Cell viability after laser exposure was also assessed under different conditions to find out if the heat generated due to material internalization was sufficient to induce cell death. Figure 7 shows bar charts for the viability of cells treated with 100 µg/ml MXene under fluid flow and then exposed to laser at different power densities (1, 3, and 5 W/cm²) for different durations (5, 10, and 15 min). The viabilities for all the studied groups were similar to that of control groups, which indicates no significant effect of the applied power densities and durations on cells viability.

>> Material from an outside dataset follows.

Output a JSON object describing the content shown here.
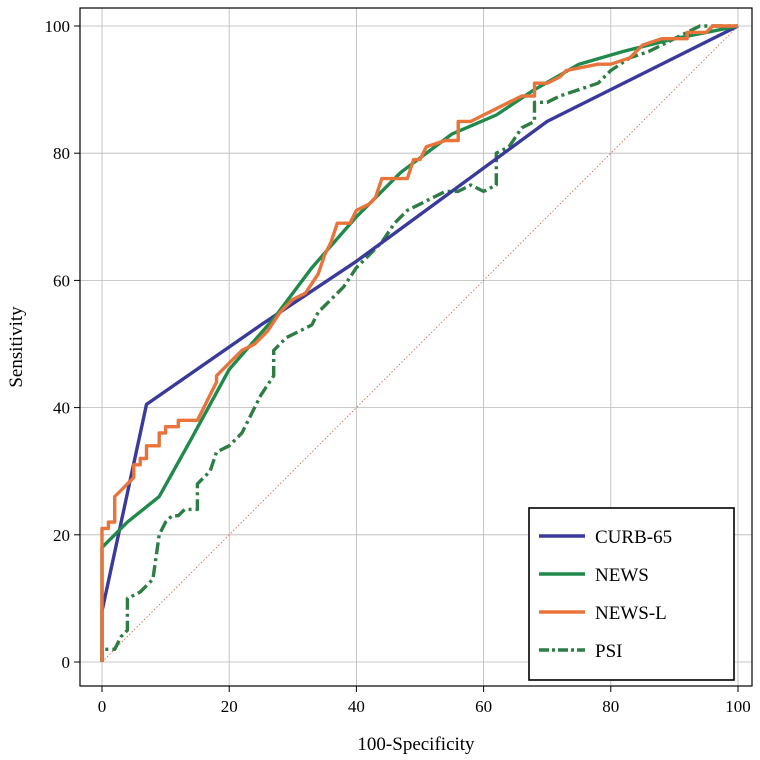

The incubation time might affect the material and cell interaction, as there will be more time for the particles to be internalized by the cells. Safi et al. showed that the cellular uptake of quantum dots was directly proportional to increasing the incubation time (Safi et al., 2016). To test that in our study, 200 µg/ml MXene was incubated with the cells under fluid flow for 8 h (doubling the incubation time) and then exposed to laser at PD = 5 for 15 min. Figure 8A shows no difference in cell viability in control groups compared to the treated groups.

The concentration of nanomaterials plays a role in material uptake by cells, i.e., changing the concentration will influence the way that the cells uptake the materials. As the concentration increases, there is a higher tendency that the material will form aggregates. These aggregates may affect the size of the material; thus, the uptake route might be altered (Mustafa, 2011). Figure 8B represents a bar chart for cells treated with 200 µg/ml MXene for 4 h and then exposed to laser at PD = 5 for 15 min. The results indicate that doubling the concentration of MXene did not affect cell viability, i.e., no cell death was induced.

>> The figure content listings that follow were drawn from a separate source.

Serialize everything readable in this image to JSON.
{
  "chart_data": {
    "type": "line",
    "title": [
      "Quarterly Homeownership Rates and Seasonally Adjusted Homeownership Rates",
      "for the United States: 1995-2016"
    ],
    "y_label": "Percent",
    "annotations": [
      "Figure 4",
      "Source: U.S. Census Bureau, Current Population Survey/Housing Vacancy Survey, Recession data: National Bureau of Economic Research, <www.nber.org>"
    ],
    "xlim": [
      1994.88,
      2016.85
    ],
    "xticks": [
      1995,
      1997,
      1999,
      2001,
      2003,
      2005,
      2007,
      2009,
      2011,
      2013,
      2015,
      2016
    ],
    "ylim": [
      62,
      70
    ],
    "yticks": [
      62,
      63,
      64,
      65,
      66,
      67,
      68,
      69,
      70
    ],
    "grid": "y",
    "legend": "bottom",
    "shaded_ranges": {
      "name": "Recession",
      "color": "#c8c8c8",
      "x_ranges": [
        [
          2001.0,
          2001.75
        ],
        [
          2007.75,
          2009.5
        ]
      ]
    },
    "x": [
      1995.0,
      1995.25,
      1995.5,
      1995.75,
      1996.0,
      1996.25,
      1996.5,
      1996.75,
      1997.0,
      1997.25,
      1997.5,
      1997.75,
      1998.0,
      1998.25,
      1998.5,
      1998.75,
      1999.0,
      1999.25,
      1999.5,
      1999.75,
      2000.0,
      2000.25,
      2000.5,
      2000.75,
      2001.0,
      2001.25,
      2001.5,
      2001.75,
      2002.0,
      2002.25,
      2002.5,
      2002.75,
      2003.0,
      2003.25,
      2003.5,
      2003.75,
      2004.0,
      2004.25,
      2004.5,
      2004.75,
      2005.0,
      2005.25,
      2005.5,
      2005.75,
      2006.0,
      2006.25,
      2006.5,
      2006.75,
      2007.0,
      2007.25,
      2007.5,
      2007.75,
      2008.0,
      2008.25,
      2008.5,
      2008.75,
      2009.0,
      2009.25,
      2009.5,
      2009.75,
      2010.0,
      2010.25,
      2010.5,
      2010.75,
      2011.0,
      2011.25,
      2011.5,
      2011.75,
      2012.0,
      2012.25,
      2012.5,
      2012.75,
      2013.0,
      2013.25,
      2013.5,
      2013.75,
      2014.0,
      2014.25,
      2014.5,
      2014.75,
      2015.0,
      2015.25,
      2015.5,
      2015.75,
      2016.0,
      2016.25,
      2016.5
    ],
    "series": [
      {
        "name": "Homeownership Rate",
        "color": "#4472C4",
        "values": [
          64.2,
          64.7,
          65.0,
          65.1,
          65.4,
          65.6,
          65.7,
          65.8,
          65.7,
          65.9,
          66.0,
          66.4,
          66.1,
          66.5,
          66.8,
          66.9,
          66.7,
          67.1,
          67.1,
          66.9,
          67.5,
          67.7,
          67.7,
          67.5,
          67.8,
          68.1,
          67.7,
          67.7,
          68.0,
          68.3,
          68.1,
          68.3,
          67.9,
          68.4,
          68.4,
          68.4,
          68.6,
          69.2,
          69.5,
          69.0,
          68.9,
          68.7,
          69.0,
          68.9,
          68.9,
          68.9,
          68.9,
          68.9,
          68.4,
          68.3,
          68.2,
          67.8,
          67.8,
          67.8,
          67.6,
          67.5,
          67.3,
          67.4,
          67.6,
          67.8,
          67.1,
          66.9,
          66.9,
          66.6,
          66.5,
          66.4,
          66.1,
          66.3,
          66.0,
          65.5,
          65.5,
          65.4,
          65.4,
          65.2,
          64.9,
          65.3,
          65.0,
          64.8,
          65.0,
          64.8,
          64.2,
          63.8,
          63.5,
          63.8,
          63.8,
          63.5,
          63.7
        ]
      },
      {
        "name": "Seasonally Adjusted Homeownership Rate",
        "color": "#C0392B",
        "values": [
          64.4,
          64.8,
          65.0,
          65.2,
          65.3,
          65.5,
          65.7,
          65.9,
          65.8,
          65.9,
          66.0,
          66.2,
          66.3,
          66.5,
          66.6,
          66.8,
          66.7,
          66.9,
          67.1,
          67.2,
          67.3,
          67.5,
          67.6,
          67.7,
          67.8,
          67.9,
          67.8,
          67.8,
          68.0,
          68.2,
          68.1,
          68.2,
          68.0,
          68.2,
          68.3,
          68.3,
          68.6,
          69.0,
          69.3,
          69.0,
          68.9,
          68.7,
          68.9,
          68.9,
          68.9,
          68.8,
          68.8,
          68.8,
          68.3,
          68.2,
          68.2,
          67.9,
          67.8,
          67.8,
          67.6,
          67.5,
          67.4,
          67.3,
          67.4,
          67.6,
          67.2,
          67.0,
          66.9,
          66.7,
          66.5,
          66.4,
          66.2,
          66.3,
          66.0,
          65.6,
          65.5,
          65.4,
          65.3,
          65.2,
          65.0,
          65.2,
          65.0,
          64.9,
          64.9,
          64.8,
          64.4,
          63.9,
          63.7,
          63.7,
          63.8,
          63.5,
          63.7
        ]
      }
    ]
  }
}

In this study, we are examining the MXene uptake by cancer cells under dynamic culture and static culture. Previous studies reported that fluid flow can increase particle uptake due to the formation of cytoskeletal stress fibers and membrane ruffles (Ispanixtlahuatl-meráz et al., 2017). To examine if cells under dynamic conditions would have stress fibers, we stained actin cytoskeletal for the cells under static and dynamic conditions. Consistent with previous studies, the stress fibers for the cells exposed to flow were clear. Interestingly, MXene uptake showed no difference under fluid flow in our experiments (Figure 9).

In an attempt to quantify the concentration of internalized MXene, we first cultured cells with 200 µg/ml MXene for 4 h under static conditions, then exposed them to a photothermal laser for 15 min, and measured the temperature of cells with the thermal camera. Cell temperature for PD 1 W/cm² was 33.9°C, for PD 3 W/cm² was 38.7°C, and for PD 5 W/cm² was 42.8°C. To identify what concentrations of MXene these temperatures are matching, we exposed different concentrations of MXene alone at different PDs and match those with temperature results obtained from culture experiments. Using the thermal camera, we tried to find the maximum temperature that can be achieved when treating the cells with 200 µg/ml MXene for 15 min at different power densities. The MXene concentration that gives approximately the same temperatures for MXene/cell culture and MXene alone measurements was 3 µg/ml, suggesting internalized MXene concentration is about 3 µg/ml (Figures 10, 11).